Recovering, Melanie held up the tickets. “Mother’s sending us to Hawaii for our honeymoon.”

Coming to grips with his surprise, Lance began to demur. Margo recognized pride when she saw it and quickly headed it off. “It’s a wedding present. Two tickets to Oahu, first class, plus you’ll be staying at the best hotel, in the bridal suite.”

That had to have set her back a lot. Lance shook his head. “Mrs.—I mean Ms.—” Neither term seemed appropriate. He took a breath. “We can’t—”

“Call me Margo,” Margo told him. “We’re going to be an informal family. And I certainly can’t go, so you have to. You’re the only bridal couple I see in the room.”

Lance tried again, having the sinking feeling that the effort was doomed to failure. He already knew where arguing with Melanie got him. Nowhere. And he had a strong suspicion that it was a hereditary trait. “This is too generous.”
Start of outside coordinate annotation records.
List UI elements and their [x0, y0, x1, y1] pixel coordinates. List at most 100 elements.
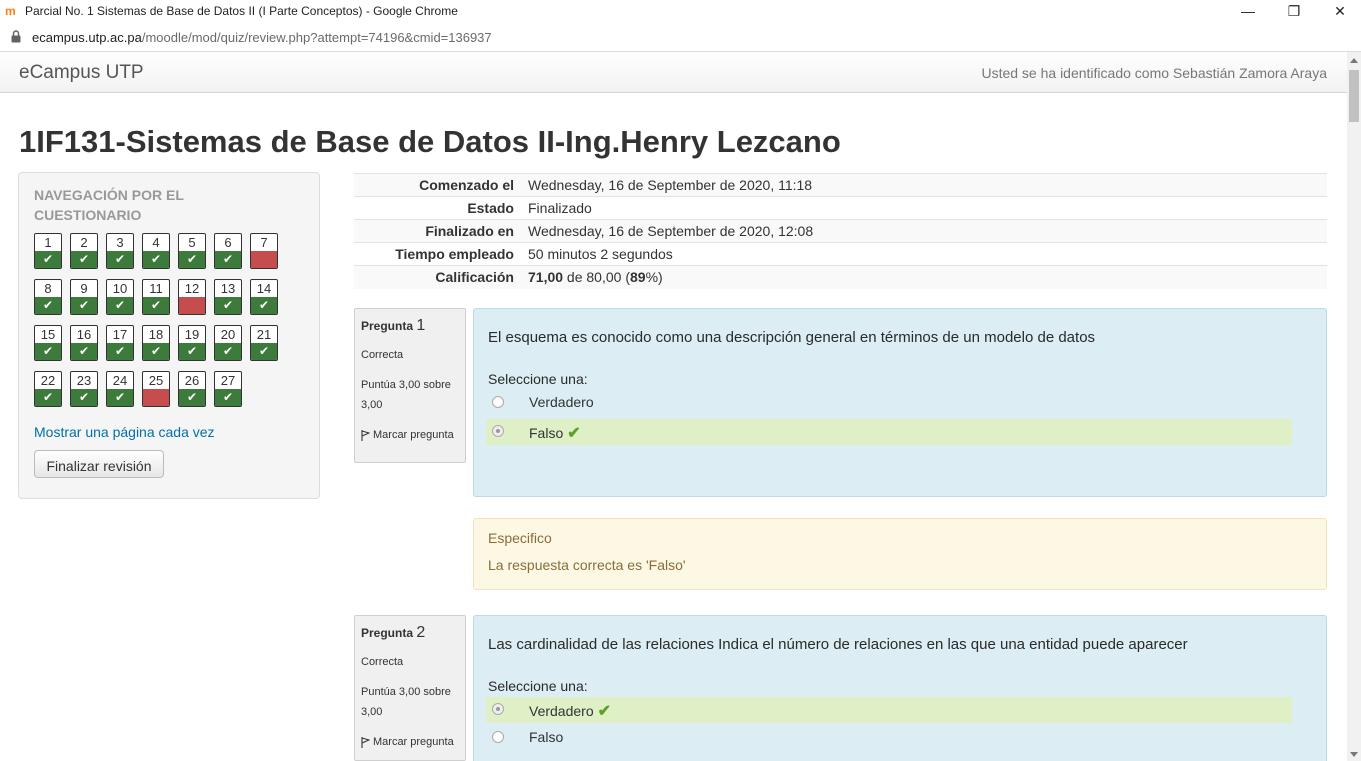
answer-option-verdadero[interactable]: Verdadero ✔: [486, 697, 1292, 723]
question-nav-number: 14: [256, 281, 272, 296]
question-nav-number: 10: [112, 281, 128, 296]
question-nav-button[interactable]: 20 ✔: [214, 325, 242, 361]
question-nav-button[interactable]: 24 ✔: [106, 371, 134, 407]
flag-icon: [361, 429, 370, 441]
grade-percent: 89: [629, 269, 646, 286]
check-icon: ✔: [35, 251, 61, 268]
question-nav-button[interactable]: 2 ✔: [70, 233, 98, 269]
check-icon: ✔: [143, 297, 169, 314]
question-nav-number: 17: [112, 327, 128, 342]
flag-question-label: Marcar pregunta: [373, 736, 454, 748]
question-nav-button[interactable]: 17 ✔: [106, 325, 134, 361]
question-nav-number: 26: [184, 373, 200, 388]
grade-score: 71,00: [528, 269, 564, 286]
url-text[interactable]: ecampus.utp.ac.pa/moodle/mod/quiz/review…: [32, 30, 492, 45]
incorrect-marker: [251, 251, 277, 268]
close-button[interactable]: ✕: [1317, 0, 1361, 23]
question-nav-button[interactable]: 1 ✔: [34, 233, 62, 269]
show-one-page-link[interactable]: Mostrar una página cada vez: [34, 424, 215, 440]
question-nav-number: 7: [260, 235, 268, 250]
answer-option-verdadero[interactable]: Verdadero: [486, 390, 1292, 416]
check-icon: ✔: [179, 343, 205, 360]
question-text: Las cardinalidad de las relaciones Indic…: [488, 636, 1188, 653]
scroll-thumb[interactable]: [1349, 70, 1359, 122]
summary-row: Tiempo empleado 50 minutos 2 segundos: [354, 242, 1327, 266]
question-nav-number: 20: [220, 327, 236, 342]
minimize-button[interactable]: —: [1225, 0, 1271, 23]
finish-review-button[interactable]: Finalizar revisión: [34, 450, 164, 478]
question-nav-button[interactable]: 26 ✔: [178, 371, 206, 407]
question-nav-button[interactable]: 27 ✔: [214, 371, 242, 407]
scroll-down-icon[interactable]: [1350, 752, 1358, 757]
answer-option-falso[interactable]: Falso: [486, 725, 1292, 751]
question-nav-button[interactable]: 5 ✔: [178, 233, 206, 269]
question-prefix: Pregunta: [361, 626, 417, 640]
question-content-1: El esquema es conocido como una descripc…: [473, 308, 1327, 497]
flag-question-link[interactable]: Marcar pregunta: [361, 732, 459, 752]
question-nav-button[interactable]: 8 ✔: [34, 279, 62, 315]
question-nav-number: 11: [149, 281, 163, 296]
question-number-value: 1: [416, 317, 426, 334]
question-nav-number: 25: [148, 373, 164, 388]
summary-row: Finalizado en Wednesday, 16 de September…: [354, 219, 1327, 243]
page-scrollbar[interactable]: [1347, 52, 1361, 761]
flag-question-link[interactable]: Marcar pregunta: [361, 425, 459, 445]
question-nav-button[interactable]: 16 ✔: [70, 325, 98, 361]
question-nav-number: 6: [224, 235, 232, 250]
answer-option-falso[interactable]: Falso ✔: [486, 419, 1292, 445]
scroll-up-icon[interactable]: [1350, 58, 1358, 63]
question-nav-number: 18: [148, 327, 164, 342]
question-status: Correcta: [361, 656, 404, 668]
answer-label-wrap: Verdadero ✔: [529, 701, 611, 721]
question-info-2: Pregunta 2 Correcta Puntúa 3,00 sobre 3,…: [354, 615, 466, 761]
question-status: Correcta: [361, 349, 404, 361]
summary-row-grade: Calificación 71,00 de 80,00 (89%): [354, 265, 1327, 289]
radio-button-selected[interactable]: [492, 703, 504, 715]
question-nav-button[interactable]: 6 ✔: [214, 233, 242, 269]
question-nav-button[interactable]: 21 ✔: [250, 325, 278, 361]
check-icon: ✔: [71, 389, 97, 406]
question-nav-number: 2: [80, 235, 88, 250]
question-nav-button[interactable]: 12: [178, 279, 206, 315]
question-nav-button[interactable]: 7: [250, 233, 278, 269]
question-nav-button[interactable]: 13 ✔: [214, 279, 242, 315]
question-nav-button[interactable]: 25: [142, 371, 170, 407]
login-info: Usted se ha identificado como Sebastián …: [981, 65, 1327, 81]
question-nav-button[interactable]: 19 ✔: [178, 325, 206, 361]
question-number: Pregunta 2: [361, 624, 459, 642]
radio-button[interactable]: [492, 396, 504, 408]
question-nav-button[interactable]: 9 ✔: [70, 279, 98, 315]
summary-label: Tiempo empleado: [395, 246, 514, 262]
check-icon: ✔: [71, 297, 97, 314]
grade-end: %): [645, 269, 663, 286]
check-icon: ✔: [107, 251, 133, 268]
question-nav-number: 4: [152, 235, 160, 250]
question-nav-button[interactable]: 11 ✔: [142, 279, 170, 315]
question-nav-number: 24: [112, 373, 128, 388]
question-nav-button[interactable]: 14 ✔: [250, 279, 278, 315]
question-nav-button[interactable]: 23 ✔: [70, 371, 98, 407]
question-nav-button[interactable]: 22 ✔: [34, 371, 62, 407]
question-nav-button[interactable]: 10 ✔: [106, 279, 134, 315]
address-bar[interactable]: ecampus.utp.ac.pa/moodle/mod/quiz/review…: [0, 23, 1361, 52]
check-icon: ✔: [107, 389, 133, 406]
check-icon: ✔: [71, 343, 97, 360]
question-nav-number: 21: [256, 327, 272, 342]
answer-prompt: Seleccione una:: [488, 678, 588, 694]
site-brand[interactable]: eCampus UTP: [19, 62, 144, 84]
check-icon: ✔: [215, 297, 241, 314]
question-nav-button[interactable]: 3 ✔: [106, 233, 134, 269]
question-nav-button[interactable]: 18 ✔: [142, 325, 170, 361]
grade-value: 71,00 de 80,00 (89%): [520, 266, 1327, 289]
radio-button-selected[interactable]: [492, 425, 504, 437]
question-nav-number: 27: [220, 373, 236, 388]
restore-button[interactable]: ❐: [1271, 0, 1317, 23]
url-host: ecampus.utp.ac.pa: [32, 30, 142, 45]
check-icon: ✔: [35, 343, 61, 360]
moodle-icon: m: [5, 4, 16, 18]
radio-button[interactable]: [492, 731, 504, 743]
question-nav-button[interactable]: 15 ✔: [34, 325, 62, 361]
summary-value: Wednesday, 16 de September de 2020, 12:0…: [528, 223, 814, 239]
feedback-title: Especifico: [488, 530, 552, 546]
question-nav-button[interactable]: 4 ✔: [142, 233, 170, 269]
Money was only good for the happiness it could generate. There was no way she was going to let either one of them turn her gift down. “I have only one daughter, Lance. And, as of one o’clock this afternoon, only one son. I can’t think of anyone I’d rather spend my money on than the two of you. Besides, you can’t refuse a wedding gift, it’s bad luck.”

Melanie placed one hand on her hip, suppressing a smile. When she was a little girl, her mother used to get her to do things by telling her that if she refused, it was bad luck. There was always a legend or fable that reflected the situation attached. She was fourteen before she realized that her mother had made all the fables up. “Another legend I don’t know about?”

Nostalgia surged through Margo. “As a matter of fact, yes.”

Lance opened his mouth, but Melanie stopped him. “Don’t bother. Nobody’s ever managed to talk Mama out of anything once she makes up her mind.”

He’d kind of figured that out on his own. “I wasn’t going to talk her out of it, I was just going to say thank you.” Lance looked at Margo, then with a smile, added, “Mom.”

There had to be something in the air today, some allergen that kept making her eyes tear up. Margo blinked twice, struggling not to let a single drop slip down her cheek. “Don’t mention it,” she murmured, embracing him.